Meantime the angry prince, convinced at last against his will that negotiations with such an enemy were futile, collected an army and began his march towards the East. Taking troops from the various provinces through which he passed, he conducted to Antioch, in the autumn of A.D. 231, a considerable force, which was there augmented by the legions of the East and by troops drawn from Egypt and other quarters. Artaxerxes, on his part, was not idle. According to Soverus himself, the army brought into the field by the Persian monarch consisted of one hundred and twenty thousand mailed horsemen, of eighteen hundred scythed chariots, and of seven hundred trained elephants, bearing on their backs towers filled with archers; and though this pretended host has been truly characterized as one “the like of which is not to be found in Eastern history, and has scarcely been imagined in Eastern romance,” yet, allowing much for exaggeration, we may still safely conclude that great exertions had been made on the Persian side, that their forces consisted of the three arms mentioned, and that the numbers of each were large beyond ordinary precedent. The two adversaries were thus not ill-matched; each brought the flower of his troops to the conflict; each commanded the army, on which his dependence was placed, in person; each looked to obtain from the contest not only an increase of military glory, but substantial fruits of victory in the shape of plunder or territory.

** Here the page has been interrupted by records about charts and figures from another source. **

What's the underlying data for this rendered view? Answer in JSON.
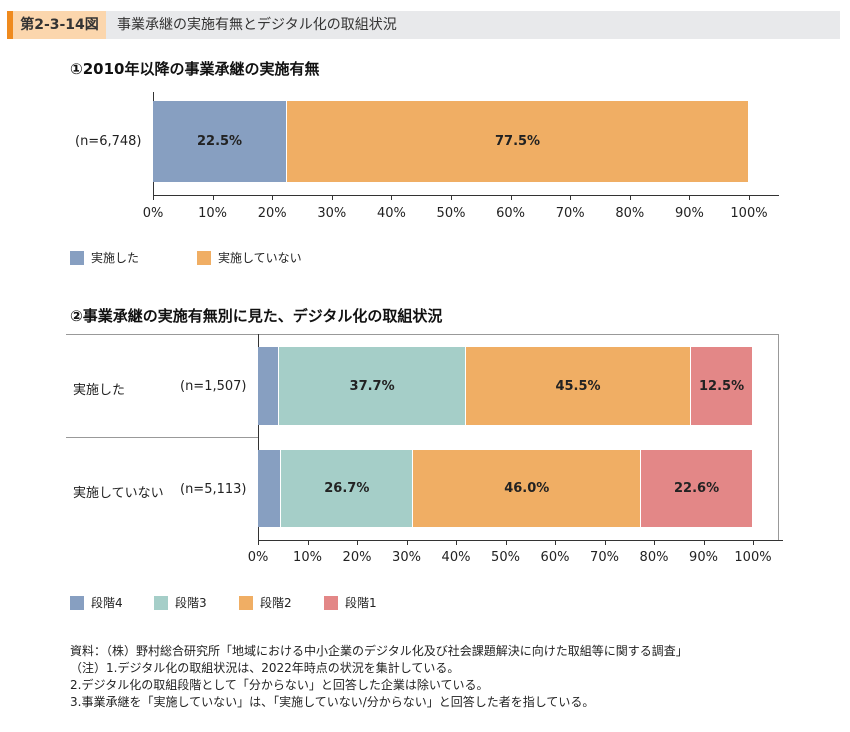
{
  "header": {
    "number": "第2-3-14図",
    "title": "事業承継の実施有無とデジタル化の取組状況"
  },
  "chart_data": [
    {
      "type": "bar",
      "orientation": "horizontal",
      "stacked": true,
      "title": "①2010年以降の事業承継の実施有無",
      "categories": [
        "(n=6,748)"
      ],
      "series": [
        {
          "name": "実施した",
          "color": "#879fc1",
          "values": [
            22.5
          ],
          "labels": [
            "22.5%"
          ]
        },
        {
          "name": "実施していない",
          "color": "#f0ae64",
          "values": [
            77.5
          ],
          "labels": [
            "77.5%"
          ]
        }
      ],
      "xlim": [
        0,
        100
      ],
      "xticks": [
        "0%",
        "10%",
        "20%",
        "30%",
        "40%",
        "50%",
        "60%",
        "70%",
        "80%",
        "90%",
        "100%"
      ],
      "legend": "bottom-left"
    },
    {
      "type": "bar",
      "orientation": "horizontal",
      "stacked": true,
      "title": "②事業承継の実施有無別に見た、デジタル化の取組状況",
      "categories": [
        {
          "name": "実施した",
          "n": "(n=1,507)"
        },
        {
          "name": "実施していない",
          "n": "(n=5,113)"
        }
      ],
      "series": [
        {
          "name": "段階4",
          "color": "#879fc1",
          "values": [
            4.3,
            4.7
          ],
          "labels": [
            "",
            ""
          ]
        },
        {
          "name": "段階3",
          "color": "#a5cec8",
          "values": [
            37.7,
            26.7
          ],
          "labels": [
            "37.7%",
            "26.7%"
          ]
        },
        {
          "name": "段階2",
          "color": "#f0ae64",
          "values": [
            45.5,
            46.0
          ],
          "labels": [
            "45.5%",
            "46.0%"
          ]
        },
        {
          "name": "段階1",
          "color": "#e38787",
          "values": [
            12.5,
            22.6
          ],
          "labels": [
            "12.5%",
            "22.6%"
          ]
        }
      ],
      "xlim": [
        0,
        100
      ],
      "xticks": [
        "0%",
        "10%",
        "20%",
        "30%",
        "40%",
        "50%",
        "60%",
        "70%",
        "80%",
        "90%",
        "100%"
      ],
      "legend": "bottom-left"
    }
  ],
  "notes": [
    "資料：（株）野村総合研究所「地域における中小企業のデジタル化及び社会課題解決に向けた取組等に関する調査」",
    "（注）1.デジタル化の取組状況は、2022年時点の状況を集計している。",
    "2.デジタル化の取組段階として「分からない」と回答した企業は除いている。",
    "3.事業承継を「実施していない」は、「実施していない/分からない」と回答した者を指している。"
  ]
}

It might have been expected that the Persian monarch, after the high tone which he had taken, would have maintained an aggressive attitude, have crossed the Euphrates, and spread the hordes at his disposal over Syria, Cappadocia, and Asia Minor. But it seems to be certain that he did not do so, and that the initiative was taken by the other side. Probably the Persian arms, as inefficient in sieges as the Parthian, were unable to overcome the resistance offered by the Roman forts upon the great river; and Artaxerxes was too good a general to throw his forces into the heart of an enemy’s country without having first secured a safe retreat. The Euphrates was therefore crossed by his adversary in the spring of A.D. 232; the Roman province of Mesopotamia was easily recovered; and arrangements were made by which it was hoped to deal the new monarchy a heavy blow, if not actually to crush and conquer it.